Forse questa gemma è un modo per ringraziarla per tutto quello che ha fatto e che continua a fare per me: non ha avuto una vita facile e ancora adesso nella sua vita ci sono alcuni ostacoli, motivo per il quale la considero una delle persone più forti che conosco.
Per me, lei è più che una semplice nonna: è un esempio e una persona da cui traggo sempre ispirazione e che ammiro molto” (E. classe terza).

“Caro papà…
Sai che ogni tanto mi capita ancora di vederti. Quando chiudo gli occhi certe sere prima di dormire, ti sento ancora passare tra le mie giornate. A volte tiro fuori i tuoi vecchi vestiti, li guardo a lungo, ma anche se volessi non riuscirei a metterli. Gli armadi sono ancora pieni dei tuoi vestiti, la mamma dice che è perché non ha mai tempo di buttarli, ma io so che non è vero, in realtà è perché non vuole. Una volta l’ho vista accarezzare un tuo maglione dopo che ci aveva messo il tuo profumo sopra. A volte vorrei poterti re-incontrare, anche solo per cinque minuti. Ne avrei di cose da dirti che cinque minuti non mi basterebbero, ma se li avessi me li farei bastare. Ti direi che ci manchi e che senza di te a tavola si sorride un po’ meno. Ti direi che sto bene e che nonostante tutto me la cavo, anche se non è facile crescere senza i tuoi consigli. Ti direi che stanno tutti bene. F. sta diventando una donna e mamma è sempre più bella, ogni giorno che passa. Ti direi questo e ti direi grazie per quello che mi hai dato e per quello che mi stai ancora dando. Anche se fanno tutti finta di niente e fanno finta che non ci sei più, io lo so che sei ancora qui con me. So che in quelle giornate in cui tutto mi crolla addosso, sei tu a darmi la forza, sei tu a darmi quei pochi secondi in più e sei sempre tu a non farmi mollare la presa. Lo so che ci sei, che non mi hai lasciato e che mi proteggi. So che anche se sbaglio in tante cose, non sbaglio a guardare il cielo e dirti grazie quando torno a sorridere. Se solo potessi rivederti anche solo per cinque minuti, ti direi grazie per vivere ancora in me. E anche se quei cinque minuti non ce li da nessuno queste cose te le dico lo stesso, perché so che in un modo o nell’altro, le sentirai” (A. classe quarta).

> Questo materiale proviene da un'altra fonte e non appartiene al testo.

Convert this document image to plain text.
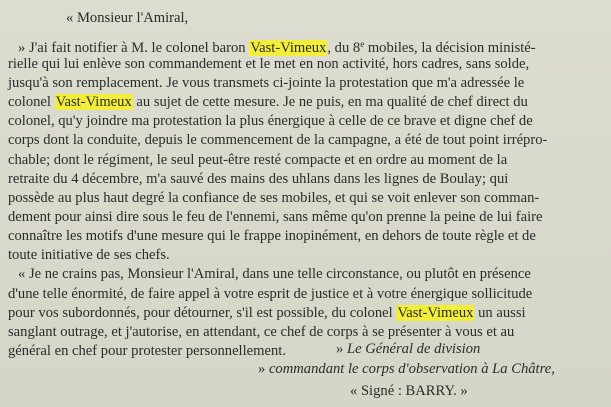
« Monsieur l'Amiral,
» J'ai fait notifier à M. le colonel baron Vast-Vimeux, du 8e mobiles, la décision ministé-
rielle qui lui enlève son commandement et le met en non activité, hors cadres, sans solde,
jusqu'à son remplacement. Je vous transmets ci-jointe la protestation que m'a adressée le
colonel Vast-Vimeux au sujet de cette mesure. Je ne puis, en ma qualité de chef direct du
colonel, qu'y joindre ma protestation la plus énergique à celle de ce brave et digne chef de
corps dont la conduite, depuis le commencement de la campagne, a été de tout point irrépro-
chable; dont le régiment, le seul peut-être resté compacte et en ordre au moment de la
retraite du 4 décembre, m'a sauvé des mains des uhlans dans les lignes de Boulay; qui
possède au plus haut degré la confiance de ses mobiles, et qui se voit enlever son comman-
dement pour ainsi dire sous le feu de l'ennemi, sans même qu'on prenne la peine de lui faire
connaître les motifs d'une mesure qui le frappe inopinément, en dehors de toute règle et de
toute initiative de ses chefs.
« Je ne crains pas, Monsieur l'Amiral, dans une telle circonstance, ou plutôt en présence
d'une telle énormité, de faire appel à votre esprit de justice et à votre énergique sollicitude
pour vos subordonnés, pour détourner, s'il est possible, du colonel Vast-Vimeux un aussi
sanglant outrage, et j'autorise, en attendant, ce chef de corps à se présenter à vous et au
général en chef pour protester personnellement.	» Le Général de division
» commandant le corps d'observation à La Châtre,
« Signé : BARRY. »
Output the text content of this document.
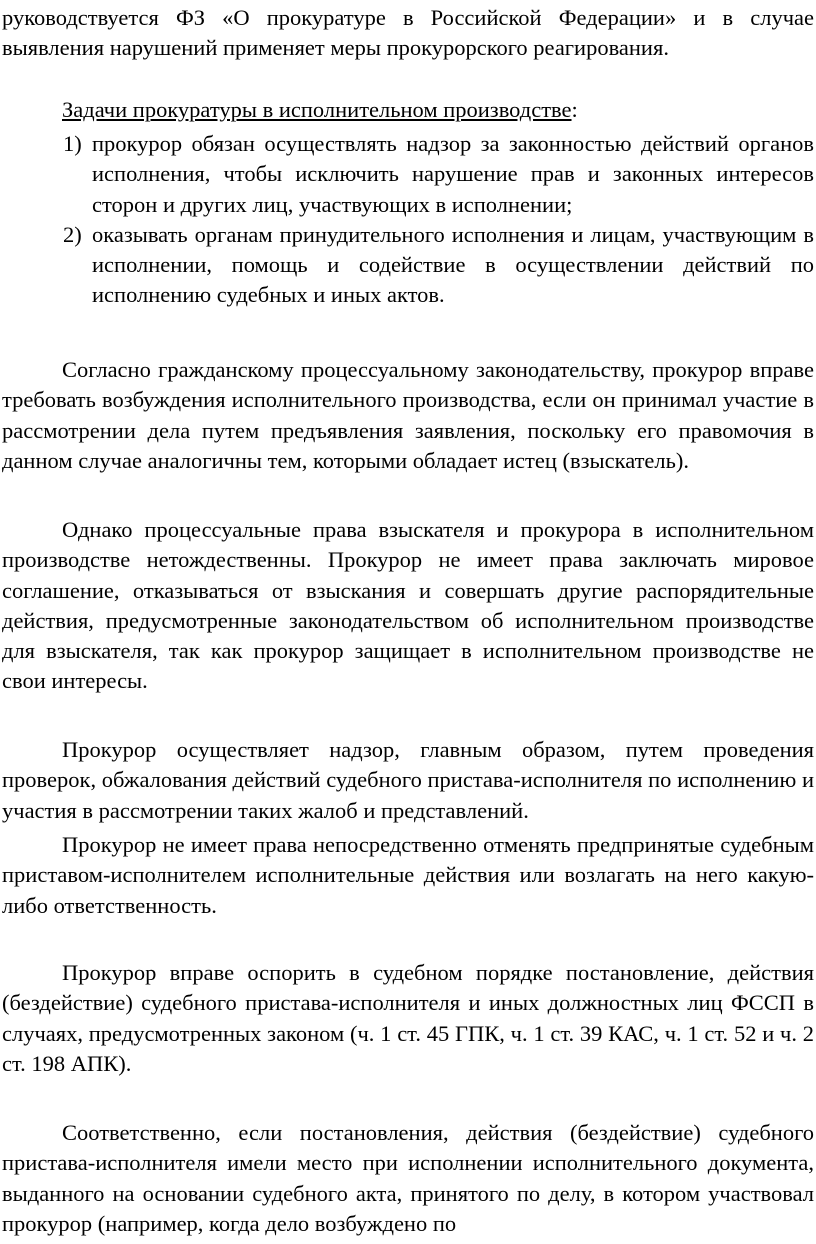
руководствуется ФЗ «О прокуратуре в Российской Федерации» и в случае выявления нарушений применяет меры прокурорского реагирования.

Задачи прокуратуры в исполнительном производстве:
1) прокурор обязан осуществлять надзор за законностью действий органов исполнения, чтобы исключить нарушение прав и законных интересов сторон и других лиц, участвующих в исполнении;
2) оказывать органам принудительного исполнения и лицам, участвующим в исполнении, помощь и содействие в осуществлении действий по исполнению судебных и иных актов.

Согласно гражданскому процессуальному законодательству, прокурор вправе требовать возбуждения исполнительного производства, если он принимал участие в рассмотрении дела путем предъявления заявления, поскольку его правомочия в данном случае аналогичны тем, которыми обладает истец (взыскатель).

Однако процессуальные права взыскателя и прокурора в исполнительном производстве нетождественны. Прокурор не имеет права заключать мировое соглашение, отказываться от взыскания и совершать другие распорядительные действия, предусмотренные законодательством об исполнительном производстве для взыскателя, так как прокурор защищает в исполнительном производстве не свои интересы.

Прокурор осуществляет надзор, главным образом, путем проведения проверок, обжалования действий судебного пристава-исполнителя по исполнению и участия в рассмотрении таких жалоб и представлений.

Прокурор не имеет права непосредственно отменять предпринятые судебным приставом-исполнителем исполнительные действия или возлагать на него какую-либо ответственность.

Прокурор вправе оспорить в судебном порядке постановление, действия (бездействие) судебного пристава-исполнителя и иных должностных лиц ФССП в случаях, предусмотренных законом (ч. 1 ст. 45 ГПК, ч. 1 ст. 39 КАС, ч. 1 ст. 52 и ч. 2 ст. 198 АПК).

Соответственно, если постановления, действия (бездействие) судебного пристава-исполнителя имели место при исполнении исполнительного документа, выданного на основании судебного акта, принятого по делу, в котором участвовал прокурор (например, когда дело возбуждено по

“Ho deciso di portare come gemma lui. Lui è il mio “secondo” papà, quello che fino al suo arrivo non ho mai avuto. Si chiama F. e per molti anni si è preso cura di me, insieme a mia mamma. F. non è il mio vero papà, ma è come se lo fosse. Mi ha cresciuta, mi ha insegnato ad affrontare la vita, si è preso cura di me, quando stavo male c’è sempre stato e quando mi vede giù è il primo a chiedermi cosa succede. Io sono convinta che il papà è colui che ti cresce e che fa quel ruolo, prendendosi cura di te, non abbandonandoti. Franco per me è il mio migliore amico, abbiamo un rapporto speciale ed è la persona a cui sono più legata, gli voglio tanto bene ed è uno dei pochi con cui mi sento davvero me stessa” (L. classe seconda).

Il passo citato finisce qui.